7 clever installations that will make you rethink public art
This art deserves a double take.
Whether the artist uses an innovative material, works with an unusual canvas or plays with optical illusions, public art doesn't just look interesting — it warrants deeper thought. Here are some installations from around the world that do just that.
Stainless steel rods create negative space in this installation called "Non-Sign II" in Vancouver. (Photo: architecturegeek/Flickr)
From Seattle-based art collective Lead Pencil Studio, "Non-Sign II" does the opposite of a billboard: it makes drivers aware of their surroundings.
Legos patch a wall in Berlin. (Photo: oxox/Flickr)
Lego patches have popped up all over the world, adding whimsy to dilapidated and damaged walls. Wired credits German artist Jan Vormann for starting the trend in 2007 at an art festival in Italy. In the years since, copycats have taken up the cause — and that's just what Vormann was hoping would happen.

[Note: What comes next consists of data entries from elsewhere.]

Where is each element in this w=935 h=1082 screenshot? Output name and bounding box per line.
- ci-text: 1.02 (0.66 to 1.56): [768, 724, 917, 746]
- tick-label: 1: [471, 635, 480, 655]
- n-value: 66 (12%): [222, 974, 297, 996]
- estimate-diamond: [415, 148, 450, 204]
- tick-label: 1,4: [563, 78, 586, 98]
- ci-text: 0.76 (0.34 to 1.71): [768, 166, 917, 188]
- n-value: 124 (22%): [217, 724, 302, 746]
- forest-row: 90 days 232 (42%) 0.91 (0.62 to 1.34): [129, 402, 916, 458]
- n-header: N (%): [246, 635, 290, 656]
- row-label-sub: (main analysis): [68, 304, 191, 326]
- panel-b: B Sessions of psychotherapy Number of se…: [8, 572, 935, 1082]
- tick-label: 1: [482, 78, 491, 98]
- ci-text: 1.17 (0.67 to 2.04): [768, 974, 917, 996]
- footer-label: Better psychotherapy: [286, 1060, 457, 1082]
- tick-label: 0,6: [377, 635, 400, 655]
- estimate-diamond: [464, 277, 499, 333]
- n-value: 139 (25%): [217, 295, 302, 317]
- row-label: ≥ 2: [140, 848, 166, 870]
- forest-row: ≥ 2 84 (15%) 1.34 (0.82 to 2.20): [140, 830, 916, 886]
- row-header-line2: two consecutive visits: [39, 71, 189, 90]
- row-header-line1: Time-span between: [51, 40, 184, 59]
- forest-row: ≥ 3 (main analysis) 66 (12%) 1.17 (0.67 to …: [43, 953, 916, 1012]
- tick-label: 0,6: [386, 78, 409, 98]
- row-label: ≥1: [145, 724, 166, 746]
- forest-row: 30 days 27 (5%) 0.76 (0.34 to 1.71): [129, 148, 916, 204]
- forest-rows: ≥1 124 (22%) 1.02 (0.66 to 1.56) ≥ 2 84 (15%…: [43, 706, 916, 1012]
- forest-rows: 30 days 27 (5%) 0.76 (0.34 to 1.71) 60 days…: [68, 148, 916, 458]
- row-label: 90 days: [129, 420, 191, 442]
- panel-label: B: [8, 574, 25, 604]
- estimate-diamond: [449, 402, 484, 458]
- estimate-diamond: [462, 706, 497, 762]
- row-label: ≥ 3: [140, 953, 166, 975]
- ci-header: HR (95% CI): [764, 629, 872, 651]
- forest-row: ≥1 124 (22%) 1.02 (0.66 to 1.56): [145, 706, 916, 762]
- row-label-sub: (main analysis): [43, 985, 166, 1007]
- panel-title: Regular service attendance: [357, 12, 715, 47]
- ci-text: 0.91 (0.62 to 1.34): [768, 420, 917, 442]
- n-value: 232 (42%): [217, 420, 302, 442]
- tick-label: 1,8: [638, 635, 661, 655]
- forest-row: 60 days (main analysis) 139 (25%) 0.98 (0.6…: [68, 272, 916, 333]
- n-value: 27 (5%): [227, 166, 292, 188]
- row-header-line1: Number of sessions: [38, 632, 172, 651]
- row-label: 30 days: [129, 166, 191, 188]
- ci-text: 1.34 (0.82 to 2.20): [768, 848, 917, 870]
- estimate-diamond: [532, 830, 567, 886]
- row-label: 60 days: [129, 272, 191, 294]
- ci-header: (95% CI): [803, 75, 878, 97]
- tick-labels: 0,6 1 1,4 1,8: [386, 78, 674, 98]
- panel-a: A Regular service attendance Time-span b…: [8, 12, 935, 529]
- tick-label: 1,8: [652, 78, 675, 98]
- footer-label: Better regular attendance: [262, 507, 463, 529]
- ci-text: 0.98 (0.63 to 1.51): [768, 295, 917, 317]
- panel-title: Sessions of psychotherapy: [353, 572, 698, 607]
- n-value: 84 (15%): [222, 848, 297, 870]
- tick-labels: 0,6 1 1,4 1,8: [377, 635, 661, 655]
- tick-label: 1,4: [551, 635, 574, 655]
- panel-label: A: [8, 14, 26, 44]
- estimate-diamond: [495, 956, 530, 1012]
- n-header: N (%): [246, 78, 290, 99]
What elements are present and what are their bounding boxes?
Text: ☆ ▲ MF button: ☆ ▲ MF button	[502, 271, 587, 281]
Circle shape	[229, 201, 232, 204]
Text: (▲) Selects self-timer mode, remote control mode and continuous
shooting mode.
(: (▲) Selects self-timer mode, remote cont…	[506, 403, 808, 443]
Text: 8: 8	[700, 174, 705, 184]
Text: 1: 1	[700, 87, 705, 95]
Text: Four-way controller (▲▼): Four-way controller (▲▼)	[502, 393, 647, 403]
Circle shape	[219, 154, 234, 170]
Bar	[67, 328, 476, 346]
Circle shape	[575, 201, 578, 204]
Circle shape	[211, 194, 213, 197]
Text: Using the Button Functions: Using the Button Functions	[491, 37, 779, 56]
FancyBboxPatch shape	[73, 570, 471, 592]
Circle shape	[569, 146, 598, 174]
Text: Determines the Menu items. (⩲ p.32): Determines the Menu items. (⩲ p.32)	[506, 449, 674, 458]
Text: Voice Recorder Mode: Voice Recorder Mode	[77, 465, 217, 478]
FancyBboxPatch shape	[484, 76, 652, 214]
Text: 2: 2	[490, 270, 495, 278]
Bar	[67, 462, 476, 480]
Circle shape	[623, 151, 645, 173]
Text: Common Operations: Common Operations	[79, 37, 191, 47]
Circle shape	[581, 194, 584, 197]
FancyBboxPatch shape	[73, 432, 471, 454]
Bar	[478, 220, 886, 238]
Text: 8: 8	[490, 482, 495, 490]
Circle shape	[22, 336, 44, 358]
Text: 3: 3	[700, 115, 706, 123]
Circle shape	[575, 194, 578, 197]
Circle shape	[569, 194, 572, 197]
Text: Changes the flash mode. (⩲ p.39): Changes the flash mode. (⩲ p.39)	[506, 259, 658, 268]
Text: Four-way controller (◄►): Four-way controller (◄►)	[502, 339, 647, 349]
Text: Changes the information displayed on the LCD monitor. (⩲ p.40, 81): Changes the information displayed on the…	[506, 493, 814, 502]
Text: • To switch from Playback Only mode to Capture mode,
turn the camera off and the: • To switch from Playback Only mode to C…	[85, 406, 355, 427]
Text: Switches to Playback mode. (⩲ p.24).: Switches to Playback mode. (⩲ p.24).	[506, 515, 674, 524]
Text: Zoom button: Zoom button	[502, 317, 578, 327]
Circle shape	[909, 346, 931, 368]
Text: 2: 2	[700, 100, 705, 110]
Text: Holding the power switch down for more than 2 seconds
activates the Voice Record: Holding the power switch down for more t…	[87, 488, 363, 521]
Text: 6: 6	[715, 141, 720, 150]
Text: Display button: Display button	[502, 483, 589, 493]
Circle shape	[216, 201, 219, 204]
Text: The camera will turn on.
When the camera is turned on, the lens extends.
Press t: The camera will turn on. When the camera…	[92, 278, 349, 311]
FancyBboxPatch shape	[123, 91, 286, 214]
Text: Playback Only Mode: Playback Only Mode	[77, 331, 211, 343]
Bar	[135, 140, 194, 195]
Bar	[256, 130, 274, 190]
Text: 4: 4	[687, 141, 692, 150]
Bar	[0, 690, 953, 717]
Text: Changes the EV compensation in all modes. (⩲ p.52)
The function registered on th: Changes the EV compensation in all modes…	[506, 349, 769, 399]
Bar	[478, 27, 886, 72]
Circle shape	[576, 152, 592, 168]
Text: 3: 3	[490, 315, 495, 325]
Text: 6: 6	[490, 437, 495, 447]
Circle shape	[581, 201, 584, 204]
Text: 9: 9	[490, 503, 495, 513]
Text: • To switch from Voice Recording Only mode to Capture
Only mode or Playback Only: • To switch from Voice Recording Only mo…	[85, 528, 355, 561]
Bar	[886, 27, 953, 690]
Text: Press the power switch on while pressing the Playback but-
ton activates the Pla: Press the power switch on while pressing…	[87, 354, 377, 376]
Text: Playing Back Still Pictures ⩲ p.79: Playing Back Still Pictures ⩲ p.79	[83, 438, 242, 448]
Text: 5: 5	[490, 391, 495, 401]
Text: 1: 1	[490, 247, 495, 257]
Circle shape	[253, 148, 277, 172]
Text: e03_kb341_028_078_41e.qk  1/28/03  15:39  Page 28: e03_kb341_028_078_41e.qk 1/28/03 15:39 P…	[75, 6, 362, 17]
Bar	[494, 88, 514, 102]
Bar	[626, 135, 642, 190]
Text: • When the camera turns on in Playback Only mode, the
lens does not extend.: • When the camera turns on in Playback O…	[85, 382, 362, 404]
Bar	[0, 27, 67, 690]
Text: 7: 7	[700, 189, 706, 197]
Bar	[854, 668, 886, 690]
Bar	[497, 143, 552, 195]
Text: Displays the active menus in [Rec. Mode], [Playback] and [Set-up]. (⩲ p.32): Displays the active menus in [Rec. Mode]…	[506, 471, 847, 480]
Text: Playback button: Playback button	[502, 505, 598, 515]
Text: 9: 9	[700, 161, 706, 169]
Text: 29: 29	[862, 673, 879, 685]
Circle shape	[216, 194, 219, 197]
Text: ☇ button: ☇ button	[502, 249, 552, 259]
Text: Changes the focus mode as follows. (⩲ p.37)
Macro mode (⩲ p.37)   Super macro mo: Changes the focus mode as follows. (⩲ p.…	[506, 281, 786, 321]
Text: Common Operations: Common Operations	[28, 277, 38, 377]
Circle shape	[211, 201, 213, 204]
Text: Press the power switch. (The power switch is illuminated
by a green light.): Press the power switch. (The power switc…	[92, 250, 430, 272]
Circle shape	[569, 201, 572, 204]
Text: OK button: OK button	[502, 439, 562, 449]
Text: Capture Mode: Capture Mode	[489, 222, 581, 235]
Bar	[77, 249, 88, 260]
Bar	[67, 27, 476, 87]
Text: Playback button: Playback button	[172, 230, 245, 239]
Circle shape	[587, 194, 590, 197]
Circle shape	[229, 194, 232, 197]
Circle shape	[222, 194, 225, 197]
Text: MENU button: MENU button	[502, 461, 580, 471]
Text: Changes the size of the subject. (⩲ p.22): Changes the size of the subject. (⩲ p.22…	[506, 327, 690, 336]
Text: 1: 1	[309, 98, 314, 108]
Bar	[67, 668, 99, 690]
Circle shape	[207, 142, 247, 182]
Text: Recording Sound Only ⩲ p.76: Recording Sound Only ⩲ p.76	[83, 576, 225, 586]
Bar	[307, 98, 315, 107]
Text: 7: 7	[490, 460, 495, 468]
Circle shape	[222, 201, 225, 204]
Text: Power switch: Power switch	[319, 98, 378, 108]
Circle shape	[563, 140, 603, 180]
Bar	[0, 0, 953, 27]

Boaz Vaadia collects discarded stone materials from construction sites and turns them into durable art that is featured all over the world. In Tel Aviv, the bluestone "Asha and Yehoshafat" sculptures gaze across the Mediterranean Sea, as they sit on top of a boulder — appearing as if they had been there all along.
Celeste Roberge's "Rising Cairn" sculpture in front of the Nevada Art Museum in Reno. (Photo: Greg Patterson/Flickr)
Merging geological form with human form, Celeste Roberge's "Rising Cairn" sculpture uses rocks local to the site of the artwork and invites viewers to investigate from all angles — including above, as children enjoy climbing on it.
"The work is about the intersection of geology and humanity," Florida-based Roberge told Gainesville Today. "I sometimes call it geological time and human time."
Slides come from the mouth of the "Monster Slide" in Jerusalem. (Photo: herberger/Flickr)
Niki de Saint Phalle's "Monster Slide" lurks in a playground in Jerusalem — but though it may seem unnerving at first, this is undoubtedly the most fun piece of art on the list. Children adventure through the inside of the monster to slide down one of its three tongues.
Rami Meiri's art plays with its surroundings in crafty ways. This 1985 mural in Tel Aviv is on the side of a jeans shop, ingeniously merging local culture with business.
French artist OakOak makes use of urban decay with his delightfully unexpected paintings. His brilliant cartoon of Bruce Lee kicking can be found in several places — above, Lee attacks an already-bent rail in Saint Etienne, France.